Один Саввушка питал почему-то особенную привязанность к семейству золотаря, и более всех к старику да к девочке. За первым он ухаживал как за маленьким ребенком, водил его в церковь, усаживал в саду подышать свежим воздухом, мыл в бане, кормил калачами, когда был при деньгах, – и старик в это время здоровел, не жаловался ни на голод, ни на холод…
Саша, дочь золотаря, уродилась в мать, а это, говорят в народе, недобрая примета. Впрочем, что до примет! Прехорошенький ребенок, с голубыми глазами и темно-русыми кудрями, она обещала быть красавицей; но, несмотря на ее миловидность, на лета, столь любезные всякому живому существу, она жила сироткой в доме: из соседей никто не ласкал ее, вероятно, по матери; подруги или обижали крошку в играх, или вовсе не хотели «водиться» с ней. Сашу, однако, это нисколько не печалило.
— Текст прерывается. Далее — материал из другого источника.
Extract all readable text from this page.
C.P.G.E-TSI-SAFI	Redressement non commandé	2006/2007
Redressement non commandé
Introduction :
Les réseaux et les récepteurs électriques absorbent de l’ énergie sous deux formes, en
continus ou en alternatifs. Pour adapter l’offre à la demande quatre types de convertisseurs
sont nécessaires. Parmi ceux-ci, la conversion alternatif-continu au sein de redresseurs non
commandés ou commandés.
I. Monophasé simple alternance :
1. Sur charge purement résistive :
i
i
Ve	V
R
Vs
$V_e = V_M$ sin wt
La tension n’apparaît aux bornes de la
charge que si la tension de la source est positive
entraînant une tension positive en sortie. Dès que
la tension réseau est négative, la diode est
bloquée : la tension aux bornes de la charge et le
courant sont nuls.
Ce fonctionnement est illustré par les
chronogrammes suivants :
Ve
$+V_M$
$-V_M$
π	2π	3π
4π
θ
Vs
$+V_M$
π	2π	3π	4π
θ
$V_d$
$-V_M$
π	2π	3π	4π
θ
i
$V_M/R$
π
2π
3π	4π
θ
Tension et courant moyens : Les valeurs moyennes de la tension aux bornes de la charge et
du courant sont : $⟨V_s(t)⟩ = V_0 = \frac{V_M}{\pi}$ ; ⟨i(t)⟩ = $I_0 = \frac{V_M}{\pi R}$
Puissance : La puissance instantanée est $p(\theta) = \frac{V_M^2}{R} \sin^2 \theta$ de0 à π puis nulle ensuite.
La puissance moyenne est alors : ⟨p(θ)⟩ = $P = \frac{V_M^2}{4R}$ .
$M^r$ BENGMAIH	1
Поцелуи матери редко остывали на ее щечках; одна-одинехонька, она играла так же весело, как будто забавлялась с целым роем резвушек; да в запасе оставался еще Саввушка, который служил ей нянькою и часто товарищем в играх: обязан был катать ее у себя на плечах, снабжать лоскутиками, гостинчиками и по вечерам сказывать сказки. В награду за все эти услуги она позволяла ему изредка поцеловать себя и называла женихом, но требовала, чтобы он непременно вырос и сделался офицером. Саввушка обещался достигнуть того и другого и должен был уверять в этом свою любимицу, которую малейшее противоречие вводило в слезы.